Ken Potts, one of the last living survivors of the battleship USS Arizona that was sunk during the Japanese surprise attack on Pearl Harbor during World War II, has died at age 102, leaving just one remaining living survivor from the ship’s crew.
Potts grew up in Honey Bend, Illinois, and enlisted in the Navy at age 18 in 1939. He was assigned to the USS Arizona, where he worked as a crane operator.
On the morning of December 7, 1941, Potts happened to be ashore on liberty. When the Japanese attack on Pearl Harbor commenced, Potts hopped in a cab, trying to make his way back to his ship.
“When I got back to Pearl Harbor, the whole harbor was afire,” Potts recounted in a 2020 interview with the American Veterans Center. “The oil had leaked and caught on fire and was burning.”
It was a chaotic scene, with voices announcing over loudspeakers that sailors were to make their way back to their ships. Potts found his way to a pier and then into a small boat heading out into the harbor. Along the way, there were oil-soaked sailors struggling in the water, some of whom Potts and his fellow sailors were able to pull to safety.
“The noise you can’t imagine, the noise,” Potts said in a 2021 interview.

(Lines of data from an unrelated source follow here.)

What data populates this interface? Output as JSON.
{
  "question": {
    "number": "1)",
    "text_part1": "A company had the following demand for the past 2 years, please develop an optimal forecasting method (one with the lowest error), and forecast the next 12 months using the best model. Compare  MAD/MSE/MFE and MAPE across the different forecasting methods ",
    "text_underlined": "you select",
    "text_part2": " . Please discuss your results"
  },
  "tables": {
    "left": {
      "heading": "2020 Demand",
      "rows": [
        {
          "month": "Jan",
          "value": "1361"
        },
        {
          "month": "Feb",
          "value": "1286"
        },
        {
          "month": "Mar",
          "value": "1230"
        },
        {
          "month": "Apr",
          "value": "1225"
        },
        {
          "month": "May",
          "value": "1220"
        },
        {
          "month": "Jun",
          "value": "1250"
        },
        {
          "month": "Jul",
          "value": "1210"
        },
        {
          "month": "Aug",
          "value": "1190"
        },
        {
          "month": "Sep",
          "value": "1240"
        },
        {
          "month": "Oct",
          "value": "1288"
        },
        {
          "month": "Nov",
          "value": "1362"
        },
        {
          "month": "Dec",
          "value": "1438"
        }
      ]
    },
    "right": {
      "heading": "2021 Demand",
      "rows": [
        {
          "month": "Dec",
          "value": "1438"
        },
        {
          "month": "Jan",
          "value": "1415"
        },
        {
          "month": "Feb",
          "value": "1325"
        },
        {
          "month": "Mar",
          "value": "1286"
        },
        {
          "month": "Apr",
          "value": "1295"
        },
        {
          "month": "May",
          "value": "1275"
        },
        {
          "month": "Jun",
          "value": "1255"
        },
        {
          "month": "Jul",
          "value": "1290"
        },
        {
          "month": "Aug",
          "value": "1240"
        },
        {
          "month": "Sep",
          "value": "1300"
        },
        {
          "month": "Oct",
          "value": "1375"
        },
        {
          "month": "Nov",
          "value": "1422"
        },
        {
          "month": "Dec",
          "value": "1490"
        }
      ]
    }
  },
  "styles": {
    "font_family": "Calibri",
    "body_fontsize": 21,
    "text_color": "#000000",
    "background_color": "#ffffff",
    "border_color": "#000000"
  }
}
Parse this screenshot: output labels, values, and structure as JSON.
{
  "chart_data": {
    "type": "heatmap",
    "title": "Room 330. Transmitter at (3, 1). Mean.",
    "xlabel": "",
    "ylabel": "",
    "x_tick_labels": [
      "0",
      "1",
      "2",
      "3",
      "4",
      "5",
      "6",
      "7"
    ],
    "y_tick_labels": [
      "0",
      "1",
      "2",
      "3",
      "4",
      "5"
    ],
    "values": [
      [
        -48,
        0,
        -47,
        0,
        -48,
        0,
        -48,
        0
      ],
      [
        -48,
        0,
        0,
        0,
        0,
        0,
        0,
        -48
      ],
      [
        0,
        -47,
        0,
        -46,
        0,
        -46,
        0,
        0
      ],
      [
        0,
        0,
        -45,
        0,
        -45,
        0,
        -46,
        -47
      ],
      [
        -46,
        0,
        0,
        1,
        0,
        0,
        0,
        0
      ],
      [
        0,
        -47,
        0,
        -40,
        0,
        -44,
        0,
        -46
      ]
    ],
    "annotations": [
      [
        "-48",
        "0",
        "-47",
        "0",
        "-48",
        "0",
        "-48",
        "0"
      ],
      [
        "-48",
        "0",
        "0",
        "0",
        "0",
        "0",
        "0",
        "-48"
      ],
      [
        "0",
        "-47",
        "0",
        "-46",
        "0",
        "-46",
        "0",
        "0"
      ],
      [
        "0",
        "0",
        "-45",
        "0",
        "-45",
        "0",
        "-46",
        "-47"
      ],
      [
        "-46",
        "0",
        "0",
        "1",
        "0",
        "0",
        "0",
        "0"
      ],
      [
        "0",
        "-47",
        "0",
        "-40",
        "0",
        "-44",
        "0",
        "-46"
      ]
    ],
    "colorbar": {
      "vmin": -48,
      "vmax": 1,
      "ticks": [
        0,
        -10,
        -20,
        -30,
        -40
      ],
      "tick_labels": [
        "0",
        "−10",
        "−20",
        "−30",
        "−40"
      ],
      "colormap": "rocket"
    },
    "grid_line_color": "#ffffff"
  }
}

Potts was dropped off at the USS Arizona and was on the aft deck when a bomb detonated the ship’s magazine in a massive explosion, sinking it within minutes.
“That’s when they got on the loudspeaker and said abandon ship. Some of them jumped in the water, some of them swam over to shore,” Potts said in his 2020 interview. “Some of them didn’t make it.”
Potts, however, did. In the days after, he volunteered for a diving crew searching for survivors amidst the wreckage of the ship. “It was the worst job I ever had,” he recalled in his 2020 interview.
An estimated 1,177 sailors and Marines were killed aboard the Arizona, with just 335 people surviving the sinking. The Pearl Harbor attack killed 2,403 people overall, including 68 civilians, and destroyed or damaged 19 Navy ships.
Potts remained at Pearl Harbor until leaving the Navy in 1945. After the war, he moved to Provo, Utah with his wife, Doris, and worked as a car salesman.
Potts’ passing leaves just one sailor, Lou Conter, as a living survivor of the Arizona.